The government did not carry out an investigation into the attack, which also resulted in a number of other injuries. When Maître Moudeïna returned over a year later from France, where she had been hospitalized from her injuries, she filed a complaint against Wakaye. When Wakaye was called in to see the investigating judge, he reportedly tore his convocation up in the judge's face, before he was ordered by the Minister of Justice to appear and give testimony. Only pressure from Chadian and international rights groups forced the case to trial.
Evidence presented at the trial, attended by
Human Rights Watch,
suggested that Maître Moudeïna was specifically identified by police officers under
Wakaye's command before the grenade was thrown, and that after she was injured, the car taking her to the hospital was fired on. Nevertheless, Mahamat
Wakaye was acquitted on November 11, 2003 of all charges brought against him.
The simple presence of one of Habré's ex‐thugs in a key post such as Director of the Judicial Police, of course, jeopardized hopes for justice and slowed down the end to the intimidation of human rights defenders.
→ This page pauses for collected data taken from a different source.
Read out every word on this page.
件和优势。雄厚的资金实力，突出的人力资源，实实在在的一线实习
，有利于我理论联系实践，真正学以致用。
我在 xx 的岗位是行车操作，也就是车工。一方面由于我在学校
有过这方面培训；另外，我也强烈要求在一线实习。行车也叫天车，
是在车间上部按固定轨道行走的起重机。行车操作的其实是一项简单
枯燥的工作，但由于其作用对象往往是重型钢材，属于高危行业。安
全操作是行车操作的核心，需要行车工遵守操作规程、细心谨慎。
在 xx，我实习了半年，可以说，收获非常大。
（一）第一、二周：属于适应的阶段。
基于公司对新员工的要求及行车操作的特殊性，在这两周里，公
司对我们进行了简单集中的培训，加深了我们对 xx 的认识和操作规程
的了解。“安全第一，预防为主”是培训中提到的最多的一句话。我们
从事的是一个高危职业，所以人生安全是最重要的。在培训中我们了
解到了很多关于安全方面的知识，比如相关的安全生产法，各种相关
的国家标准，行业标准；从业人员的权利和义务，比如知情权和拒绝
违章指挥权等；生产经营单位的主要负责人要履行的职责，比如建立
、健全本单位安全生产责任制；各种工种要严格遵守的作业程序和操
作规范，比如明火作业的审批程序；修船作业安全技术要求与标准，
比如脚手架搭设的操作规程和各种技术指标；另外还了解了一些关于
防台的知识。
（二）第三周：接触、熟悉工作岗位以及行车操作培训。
In 2005, under intense international pressure, the goverment finally removed Wakaye from his post.
The harassment of Habré's victims intensified with the Belgian judge's visit to Chad in February and March of 2002. The AVCRP offices were broken into, as were the offices of Maître Moudeïna.
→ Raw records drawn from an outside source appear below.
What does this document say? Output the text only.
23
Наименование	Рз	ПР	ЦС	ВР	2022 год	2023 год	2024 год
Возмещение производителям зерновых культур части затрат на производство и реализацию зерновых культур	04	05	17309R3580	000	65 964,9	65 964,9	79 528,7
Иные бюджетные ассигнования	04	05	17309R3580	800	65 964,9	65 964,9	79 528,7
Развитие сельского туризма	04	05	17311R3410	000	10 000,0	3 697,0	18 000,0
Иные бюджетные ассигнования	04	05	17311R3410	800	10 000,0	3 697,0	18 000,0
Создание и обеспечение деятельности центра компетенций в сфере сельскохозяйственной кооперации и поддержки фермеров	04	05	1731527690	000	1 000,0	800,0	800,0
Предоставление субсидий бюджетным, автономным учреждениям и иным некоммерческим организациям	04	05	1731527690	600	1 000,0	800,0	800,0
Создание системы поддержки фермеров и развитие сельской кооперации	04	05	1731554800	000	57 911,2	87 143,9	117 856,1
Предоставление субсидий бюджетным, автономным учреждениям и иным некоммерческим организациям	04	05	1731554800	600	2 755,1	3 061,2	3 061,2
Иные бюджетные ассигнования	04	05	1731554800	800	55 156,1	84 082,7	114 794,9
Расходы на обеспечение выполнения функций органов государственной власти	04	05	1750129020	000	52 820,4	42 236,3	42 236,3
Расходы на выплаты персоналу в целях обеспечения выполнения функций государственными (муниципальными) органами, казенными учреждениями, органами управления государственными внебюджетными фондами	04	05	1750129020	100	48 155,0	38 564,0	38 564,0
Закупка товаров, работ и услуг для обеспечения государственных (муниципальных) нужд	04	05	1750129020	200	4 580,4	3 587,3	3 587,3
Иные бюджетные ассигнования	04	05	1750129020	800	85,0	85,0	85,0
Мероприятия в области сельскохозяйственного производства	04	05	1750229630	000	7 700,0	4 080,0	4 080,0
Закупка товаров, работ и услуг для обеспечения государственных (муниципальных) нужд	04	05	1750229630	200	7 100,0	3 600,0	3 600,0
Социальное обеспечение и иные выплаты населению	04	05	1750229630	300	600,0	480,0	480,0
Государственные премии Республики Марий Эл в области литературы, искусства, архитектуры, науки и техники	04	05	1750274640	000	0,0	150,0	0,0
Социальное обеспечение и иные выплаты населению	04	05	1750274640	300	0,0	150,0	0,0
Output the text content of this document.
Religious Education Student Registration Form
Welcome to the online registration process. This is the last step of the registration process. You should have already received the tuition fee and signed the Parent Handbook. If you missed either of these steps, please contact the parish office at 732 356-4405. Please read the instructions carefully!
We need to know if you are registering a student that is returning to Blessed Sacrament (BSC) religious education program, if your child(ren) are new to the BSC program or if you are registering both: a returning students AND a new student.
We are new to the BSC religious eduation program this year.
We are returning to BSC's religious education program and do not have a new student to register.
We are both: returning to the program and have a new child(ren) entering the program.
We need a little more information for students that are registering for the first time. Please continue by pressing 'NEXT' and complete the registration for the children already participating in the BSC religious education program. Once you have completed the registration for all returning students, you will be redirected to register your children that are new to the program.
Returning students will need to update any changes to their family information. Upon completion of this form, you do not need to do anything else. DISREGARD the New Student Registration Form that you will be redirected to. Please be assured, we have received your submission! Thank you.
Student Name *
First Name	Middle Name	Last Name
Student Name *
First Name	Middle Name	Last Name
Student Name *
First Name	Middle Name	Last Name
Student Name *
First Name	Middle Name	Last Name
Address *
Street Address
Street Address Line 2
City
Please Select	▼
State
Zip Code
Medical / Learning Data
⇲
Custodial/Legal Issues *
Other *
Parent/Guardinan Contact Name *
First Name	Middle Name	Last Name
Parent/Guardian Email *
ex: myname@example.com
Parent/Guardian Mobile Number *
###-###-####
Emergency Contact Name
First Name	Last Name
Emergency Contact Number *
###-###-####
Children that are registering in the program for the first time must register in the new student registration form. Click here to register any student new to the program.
Souleymane Guengueng, Vice‐President of the AVCRP and one of the principal plaintiffs in the case against Habré, was suspended for one month without pay from his job at the intergovernmental Lake Chad Basin Commission. When he refused to quit his
AVCRP activities, Mr. Guengueng was dismissed from his position in November 2002. His car was followed by an unregistered vehicle from Cameroon full of uniformed soldiers. An aggressive chase ensued. Two of the victims who went to Belgium to
bring charges against Habré were threatened multiple times after they returned to Chad.
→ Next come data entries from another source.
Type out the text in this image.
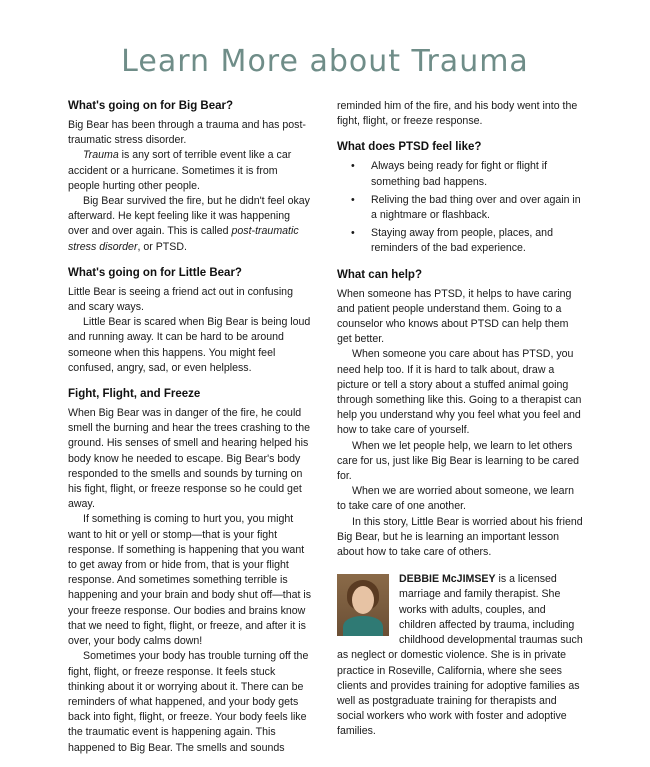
Learn More about Trauma
What's going on for Big Bear?

Big Bear has been through a trauma and has post-traumatic stress disorder.

Trauma is any sort of terrible event like a car accident or a hurricane. Sometimes it is from people hurting other people.

Big Bear survived the fire, but he didn't feel okay afterward. He kept feeling like it was happening over and over again. This is called post-traumatic stress disorder, or PTSD.

What's going on for Little Bear?

Little Bear is seeing a friend act out in confusing and scary ways.

Little Bear is scared when Big Bear is being loud and running away. It can be hard to be around someone when this happens. You might feel confused, angry, sad, or even helpless.

Fight, Flight, and Freeze

When Big Bear was in danger of the fire, he could smell the burning and hear the trees crashing to the ground. His senses of smell and hearing helped his body know he needed to escape. Big Bear's body responded to the smells and sounds by turning on his fight, flight, or freeze response so he could get away.

If something is coming to hurt you, you might want to hit or yell or stomp—that is your fight response. If something is happening that you want to get away from or hide from, that is your flight response. And sometimes something terrible is happening and your brain and body shut off—that is your freeze response. Our bodies and brains know that we need to fight, flight, or freeze, and after it is over, your body calms down!

Sometimes your body has trouble turning off the fight, flight, or freeze response. It feels stuck thinking about it or worrying about it. There can be reminders of what happened, and your body gets back into fight, flight, or freeze. Your body feels like the traumatic event is happening again. This happened to Big Bear. The smells and sounds

reminded him of the fire, and his body went into the fight, flight, or freeze response.

What does PTSD feel like?
• Always being ready for fight or flight if something bad happens.
• Reliving the bad thing over and over again in a nightmare or flashback.
• Staying away from people, places, and reminders of the bad experience.
What can help?

When someone has PTSD, it helps to have caring and patient people understand them. Going to a counselor who knows about PTSD can help them get better.

When someone you care about has PTSD, you need help too. If it is hard to talk about, draw a picture or tell a story about a stuffed animal going through something like this. Going to a therapist can help you understand why you feel what you feel and how to take care of yourself.

When we let people help, we learn to let others care for us, just like Big Bear is learning to be cared for.

When we are worried about someone, we learn to take care of one another.

In this story, Little Bear is worried about his friend Big Bear, but he is learning an important lesson about how to take care of others.

DEBBIE McJIMSEY is a licensed marriage and family therapist. She works with adults, couples, and children affected by trauma, including childhood developmental traumas such as neglect or domestic violence. She is in private practice in Roseville, California, where she sees clients and provides training for adoptive families as well as postgraduate training for therapists and social workers who work with foster and adoptive families.
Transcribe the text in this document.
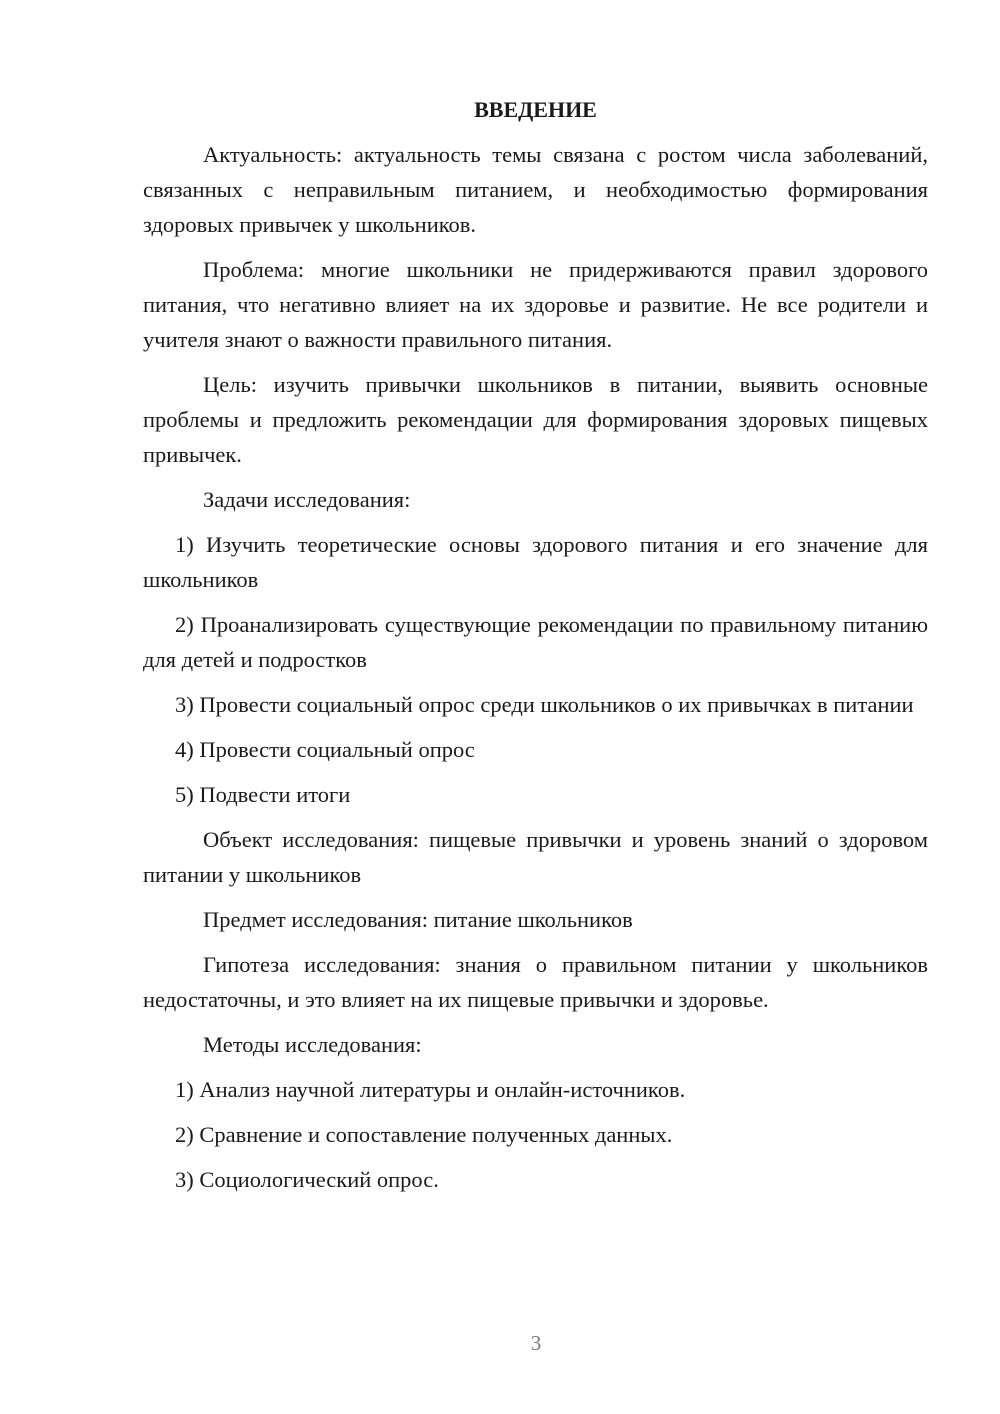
ВВЕДЕНИЕ

Актуальность: актуальность темы связана с ростом числа заболеваний, связанных с неправильным питанием, и необходимостью формирования здоровых привычек у школьников.

Проблема: многие школьники не придерживаются правил здорового питания, что негативно влияет на их здоровье и развитие. Не все родители и учителя знают о важности правильного питания.

Цель: изучить привычки школьников в питании, выявить основные проблемы и предложить рекомендации для формирования здоровых пищевых привычек.

Задачи исследования:

1) Изучить теоретические основы здорового питания и его значение для школьников

2) Проанализировать существующие рекомендации по правильному питанию для детей и подростков

3) Провести социальный опрос среди школьников о их привычках в питании

4) Провести социальный опрос

5) Подвести итоги

Объект исследования: пищевые привычки и уровень знаний о здоровом питании у школьников

Предмет исследования: питание школьников

Гипотеза исследования: знания о правильном питании у школьников недостаточны, и это влияет на их пищевые привычки и здоровье.

Методы исследования:

1) Анализ научной литературы и онлайн-источников.

2) Сравнение и сопоставление полученных данных.

3) Социологический опрос.

3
Upon returning from Dakar, Habré's victims announced their intention to file criminal charges in Chadian courts against their direct torturers and those DDS leaders still in the country. According to Ismael Hachim, President of the
AVCRP, “We never accepted – and will never accept – the idea that our torturers are escaping justice. After the arrest of Hissène Habré in Senegal, we realized that we can demand that justice be done here, in our own country. Now, it's time for Chad's judicial system to do its duty.”